Conversely, the IT department needs the management tool to be robust, reliable, secure and scalable. After all, the IT department would hardly see the benefit in having routine copy-editing tasks taken away if they found the number of help-desk calls increased dramatically.
Organising ownership
In order to determine how best to manage your website, you first need to look at your assets:
- What types of information do you have? Documents,, downloads, news releases, maps, product brochures etc.
- How is it currently managed? Separate teams responsible for publishing information to specific areas
- Who is responsible for different elements? Messaging, branding, PR
- How do you make changes? What is the process you currently go through; how long is sign-off for each item; how would you like to amend/maintain the site
- And finally, in an ideal world what would be the most efficient and most accurate way to add or make changes to a piece of content?
You then need to sit down and build a roadmap outlining the different types of information on your website, who within the company should have access to each type of page, who should make the changes to copy, who should approve and sign-off this work and who should publish it to the site.
From there it is just a matter of finding the software to allow you to do this as seamlessly as possible.
Software can ease the process
Managing a web presence is a business problem and as such, needs a business solution. Control over the way your website is managed needs to be placed in the hands of the people who own site visibility, not left solely with the IT department.
Content management is a solution for serious websites which are driven by the business, yet still loved by IT, and can deliver an environment where all aspects of the business can achieve their own web objectives.
The IT department requires a solution that integrates with existing corporate systems and adheres to their overall strategy, whilst communications professionals are accustomed to tools that relate to their needs in everyday working and are familiar, understandable and accessible.
Visual tools required
Tools to manage your website should be highly visual and targeted at the specific task at hand.
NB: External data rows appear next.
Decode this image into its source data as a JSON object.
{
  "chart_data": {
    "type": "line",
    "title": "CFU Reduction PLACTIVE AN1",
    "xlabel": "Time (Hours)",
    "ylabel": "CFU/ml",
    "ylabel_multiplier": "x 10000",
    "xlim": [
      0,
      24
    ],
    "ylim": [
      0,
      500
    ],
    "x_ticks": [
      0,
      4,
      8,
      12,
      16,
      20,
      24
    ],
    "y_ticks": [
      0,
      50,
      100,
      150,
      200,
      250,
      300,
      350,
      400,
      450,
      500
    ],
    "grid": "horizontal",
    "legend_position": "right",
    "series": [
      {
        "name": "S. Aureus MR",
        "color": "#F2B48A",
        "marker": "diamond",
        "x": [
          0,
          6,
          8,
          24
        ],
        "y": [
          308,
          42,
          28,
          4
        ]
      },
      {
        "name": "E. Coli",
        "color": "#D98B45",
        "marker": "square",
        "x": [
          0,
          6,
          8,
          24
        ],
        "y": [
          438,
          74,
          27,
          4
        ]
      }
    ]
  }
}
These tools will need to be graphical, immediate, powerful and flexible just like the Microsoft Office applications we are all already used to but this new generation of applications will need to be fully multi-user for team working and collaboration.
Being no more difficult to use than, for example Microsoft PowerPoint, they should be capable of being deployed to tens or hundreds of users working simultaneously on one web application. They should be more task and audience-focused pushing technological boundaries and lifting restrictions imposed by the previous generation of tools.
In short, there is no need for a divide between the IT and marketing departments. There should be no competition over the company’s website, just a clear understanding of the business needs involved.Choosing the right software to suit those business needs can save an untold amount of time and money, and enable you to get real value out of your online assets.